Trade figures boost US economy
12/12/2006
By Eoin Callan in Washington
Financial Times
Published: December 12 2006 15:06 | Last updated: December 12 2006 15:06
The US trade deficit narrowed more than expected in October, the latest figures showed, giving a significant boost to the economy.
Rising exports of business and financial services helped cut the trade deficit to $58.9bn from $64.3bn in September, while the falling price of foreign oil reduced the value of imports.
The evidence of sustained US export growth points to continued economic expansion in the fourth quarter even as domestic demand moderates.
However, the politically sensitive deficit with China continued to widen, rising $1.4bn to $24.4bn in October. This increase puts the deficit with China on track to beat last year’s record of $202bn.
The signs of an increased trade imbalance with China come as a high-level US delegation heads to Beijing for a “strategic economic dialogue”.
The delegation is being led by Hank Paulson, Treasury secretary, and will press Beijing to take steps that ease the record trade gap.

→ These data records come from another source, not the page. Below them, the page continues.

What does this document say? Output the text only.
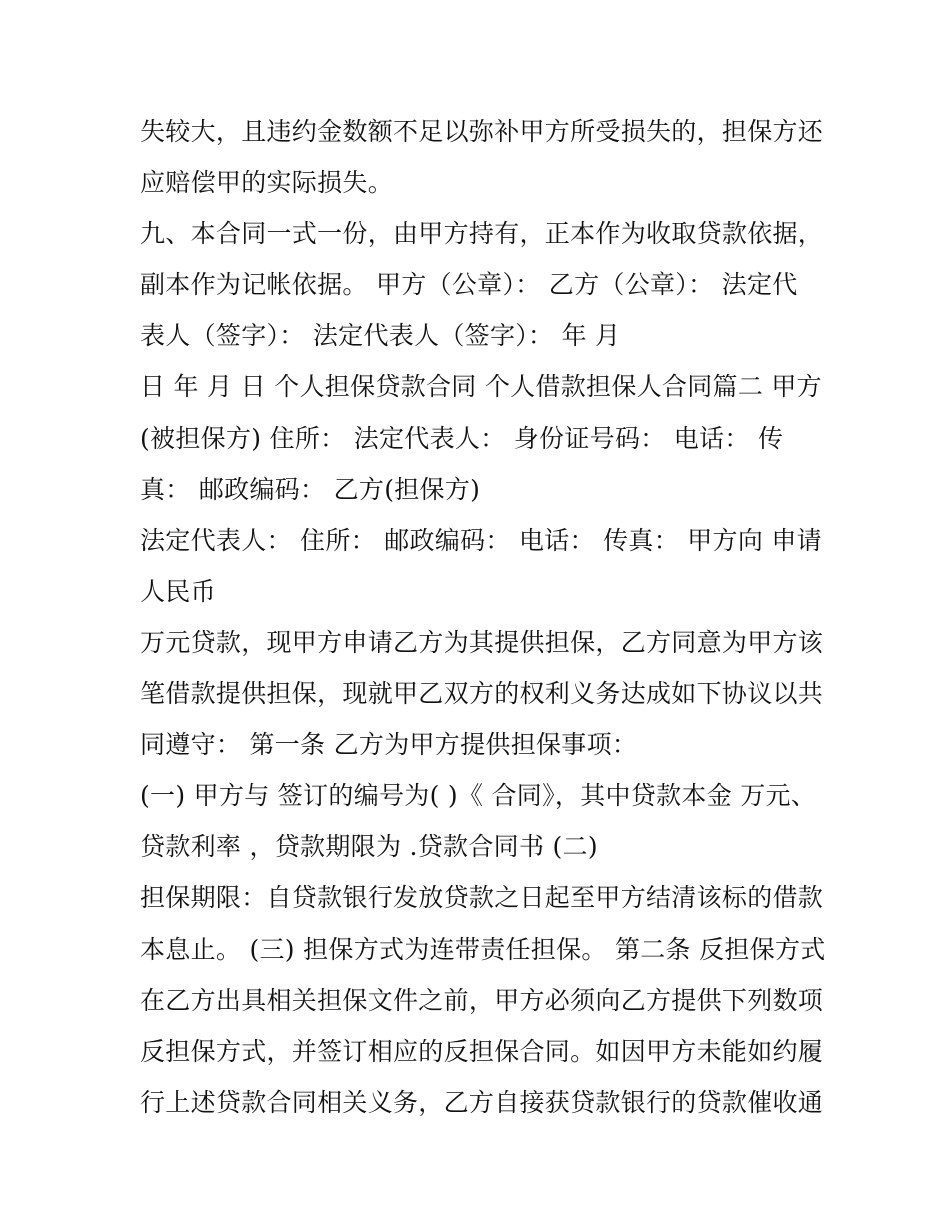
失较大，且违约金数额不足以弥补甲方所受损失的，担保方还
应赔偿甲的实际损失。
九、本合同一式一份，由甲方持有，正本作为收取贷款依据，
副本作为记帐依据。 甲方（公章）： 乙方（公章）： 法定代
表人（签字）： 法定代表人（签字）： 年 月
日 年 月 日 个人担保贷款合同 个人借款担保人合同篇二 甲方
(被担保方) 住所： 法定代表人： 身份证号码： 电话： 传
真： 邮政编码： 乙方(担保方)
法定代表人： 住所： 邮政编码： 电话： 传真： 甲方向 申请
人民币
万元贷款，现甲方申请乙方为其提供担保，乙方同意为甲方该
笔借款提供担保，现就甲乙双方的权利义务达成如下协议以共
同遵守： 第一条 乙方为甲方提供担保事项：
(一) 甲方与 签订的编号为( )《 合同》，其中贷款本金 万元、
贷款利率 ，贷款期限为 .贷款合同书 (二)
担保期限：自贷款银行发放贷款之日起至甲方结清该标的借款
本息止。 (三) 担保方式为连带责任担保。 第二条 反担保方式
在乙方出具相关担保文件之前，甲方必须向乙方提供下列数项
反担保方式，并签订相应的反担保合同。如因甲方未能如约履
行上述贷款合同相关义务，乙方自接获贷款银行的贷款催收通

US manufacturers want the delegation – which also includes Federal Reserve Chairman Ben Bernanke – to press Beijing to let China’s currency appreciate.
US manufacturers blame currency manipulation by policymakers in Beijing for fuelling cheap exports by their Chinese competitors.
The delegation is also expected to seek greater access to China’s financial services market for US banks, brokerages and insurance companies.
Meanwhile, the monthly trade figures showed total US exports worldwide rose by $300m to $123.6bn, as exports of corporate services such as banking and insurance increased by $400m to $35.2bn. This helped drive the services surplus to $6.2bn.
The overall goods deficit narrowed to $65.1bn, while the value of all imports fell by $5.1bn to $182.5bn.